Zu diesen Programmierungsmechanismen, die Nathanielsz hier erwähnt, gehört die in einem vorhergehenden Kapitel bereits erläuterte Epigenetik, der Einfluß äußerer Reize auf die Gen-Aktivität. Nathanielsz beschreibt, wie Eltern das pränatale Umfeld ihres Kindes verbessern können. Dabei wirken sie sozusagen als Gentechniker. Die Vorstel­lung, daß Eltern Anpassung an Veränderungen in ihrem eigenen Leben an ihre Kinder weitervererben können, ist natürlich ein Lamarcksches Konzept, das mit dem Darwinis­mus nicht vereinbar ist.

 

Nathanielsz gehört zu den Wissenschaftlern, die sich auf La­marcks Seite geschlagen haben: »… eine generationsübergreifende Übertragung durch nichtgenetische Mittel findet tatsächlich statt. Lamarck hatte Recht, auch wenn die generationsüber­greifende Übertragung von neu erworbenen Eigenschaften durch Mechanis­men erfolgt, die zu seiner Zeit unbekannt waren.«

 

Die Fähigkeit von Individuen, auf die Lebensbedingungen einzugehen, die ihre Mütter vor ihrer Geburt erlebten, ermöglicht es ihnen, ihre genetische und physiologische Ent­wicklung dieser »Umweltvorhersage« optimal anzupassen.
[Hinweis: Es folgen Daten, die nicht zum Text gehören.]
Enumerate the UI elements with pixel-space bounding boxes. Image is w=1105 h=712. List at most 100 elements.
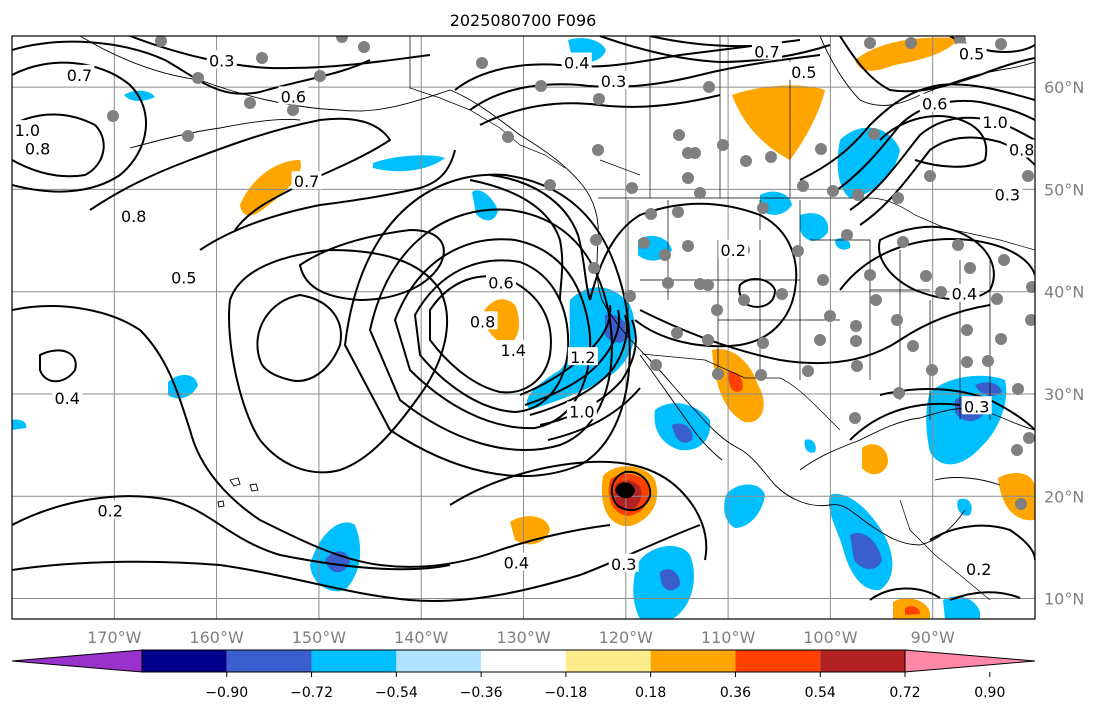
contour-line (12, 524, 701, 602)
contour-line (449, 460, 708, 561)
contour-label: 0.3 (964, 397, 989, 416)
colorbar-tick-label: −0.36 (460, 685, 503, 701)
contour-label: 0.7 (67, 66, 92, 85)
contour-label-bg (961, 396, 992, 415)
contour-line (849, 402, 961, 441)
contour-label-bg (12, 120, 43, 139)
lon-tick-label: 150°W (292, 628, 347, 647)
contour-label: 0.5 (171, 268, 196, 287)
latitude-tick-labels: 60°N 50°N 40°N 30°N 20°N 10°N (1044, 78, 1084, 608)
central-america-border (899, 499, 991, 601)
contour-line (524, 309, 620, 406)
contour-label-bg (566, 401, 597, 420)
warm-anomaly-patch (732, 85, 825, 160)
contour-line (929, 524, 1035, 561)
contour-line (469, 179, 564, 301)
contour-line (599, 36, 831, 63)
gulf-coast (799, 407, 1035, 471)
contour-label-bg (118, 206, 149, 225)
coastlines (79, 36, 1035, 546)
lon-tick-label: 100°W (803, 628, 858, 647)
contour-label-bg (949, 283, 980, 302)
colorbar-segment (481, 650, 566, 672)
cold-anomaly-patch (660, 569, 680, 591)
contour-label: 0.8 (25, 140, 50, 159)
contour-line (839, 238, 1035, 291)
colorbar-segment (396, 650, 482, 672)
cold-anomaly-patch (943, 596, 980, 619)
contour-line (610, 470, 652, 512)
contour-label: 0.4 (504, 554, 529, 573)
contour-label-bg (561, 52, 592, 71)
cuba-coast (934, 477, 1001, 486)
contour-label: 0.4 (564, 54, 589, 73)
contour-line (129, 36, 431, 70)
contour-line (547, 387, 641, 441)
map-area: 0.30.60.71.00.80.70.80.50.40.20.4 0.31.00… (12, 36, 1035, 619)
alaska-canada-border (409, 36, 566, 169)
contour-line (256, 294, 342, 382)
contour-line (949, 591, 1021, 601)
contour-label-bg (963, 558, 994, 577)
lon-tick-label: 170°W (87, 628, 142, 647)
contour-line (489, 174, 591, 301)
contour-line (839, 36, 1035, 93)
cold-anomaly-patch (168, 374, 198, 399)
cold-anomaly-patch (800, 213, 829, 241)
contour-label-bg (980, 111, 1011, 130)
lat-tick-label: 50°N (1044, 180, 1084, 199)
map-title: 2025080700 F096 (450, 11, 597, 30)
contour-line (12, 495, 451, 571)
cold-anomaly-patch (373, 155, 445, 172)
contour-label: 0.3 (611, 555, 636, 574)
contour-label-bg (718, 239, 749, 258)
contour-label: 0.7 (754, 42, 779, 61)
colorbar-extend-high (904, 649, 1036, 673)
cold-anomaly-patch (12, 419, 27, 430)
contour-label: 0.6 (488, 273, 513, 292)
contour-label-bg (567, 347, 598, 366)
contour-label: 1.0 (569, 402, 594, 421)
contour-label-bg (485, 272, 516, 291)
colorbar-segment (311, 650, 397, 672)
contour-label: 0.2 (97, 502, 122, 521)
colorbar-tick-label: 0.72 (889, 685, 920, 701)
cold-anomaly-patch (975, 382, 1002, 396)
aleutian-coast (129, 119, 301, 149)
contour-label: 0.5 (959, 44, 984, 63)
lat-tick-label: 10°N (1044, 590, 1084, 609)
colorbar: −0.90 −0.72 −0.54 −0.36 −0.18 0.18 0.36 0.54 0.7… (11, 649, 1036, 701)
lon-tick-label: 110°W (701, 628, 756, 647)
warm-anomaly-patch (728, 371, 743, 392)
contour-label: 0.5 (791, 63, 816, 82)
lat-tick-label: 20°N (1044, 487, 1084, 506)
longitude-tick-labels: 170°W 160°W 150°W 140°W 130°W 120°W 110°W 100°W… (87, 628, 955, 647)
contour-label: 1.0 (982, 113, 1007, 132)
contour-label: 0.8 (121, 207, 146, 226)
contour-label: 0.3 (995, 186, 1020, 205)
contour-line (469, 54, 821, 111)
contour-label: 1.0 (15, 121, 40, 140)
cold-anomaly-patch (957, 498, 972, 516)
colorbar-extend-low (11, 649, 143, 673)
cold-anomaly-patch (472, 190, 498, 221)
colorbar-tick-label: 0.36 (720, 685, 751, 701)
baja-coast (639, 354, 723, 461)
contour-line (199, 149, 456, 251)
colorbar-tick-label: 0.18 (635, 685, 666, 701)
contour-line (228, 249, 448, 474)
contour-line (738, 278, 776, 308)
colorbar-tick-label: −0.90 (205, 685, 248, 701)
colorbar-segment (142, 650, 227, 672)
contour-label: 0.3 (209, 52, 234, 71)
contour-line (39, 349, 77, 383)
colorbar-tick-label: −0.54 (375, 685, 418, 701)
contour-label-bg (22, 138, 53, 157)
contour-line (849, 116, 1035, 211)
contour-line (299, 229, 445, 301)
colorbar-tick-label: 0.54 (805, 685, 836, 701)
contour-line (878, 225, 995, 301)
contour-label-bg (501, 552, 532, 571)
cold-anomaly-patch (804, 439, 816, 453)
contour-label-bg (498, 340, 529, 359)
Die gleiche lebensfördernde Plastizität der menschlichen Entwicklung kann allerdings auch schiefgehen und im Al­ter zu einer Reihe chronischer Krankheiten führen, wenn ein Mensch in seiner fötalen Entwicklung widrige Umstände erlebt [Bateson et al., 2004].

 

Der gleiche epigenetische Einfluß kann sich auch nach der Geburt des Kindes fortset­zen, denn die Eltern beeinflussen die Umgebung ihres Kindes weiterhin. Eine faszinie­rende neue Studie beschreibt die Bedeutung der elterlichen Fürsorge für die Gehirnent­wicklung. »Das wachsende Gehirn eines Kindes erfährt aus seiner Umwelt die wichtigs­ten Erfahrungen, die den Ausdruck seiner Gene bestimmen, was wiederum die Verbin­dung der Neuronen definiert, die die Grundlage für mentale Aktivität sind«, schreibt Dr. Daniel Siegel in THE DEVELOPING MIND [Siegel 1999].

 

Man könnte auch sagen, ein Kind braucht eine geistig anregende Umgebung, um die Gene zu aktivieren, die für die Entwicklung eines gesunden Gehirns sorgen. Eltern, so die neueste wissenschaftliche Erkenntnis, wirken selbst nach der Geburt noch als Gentechniker ihrer Kinder.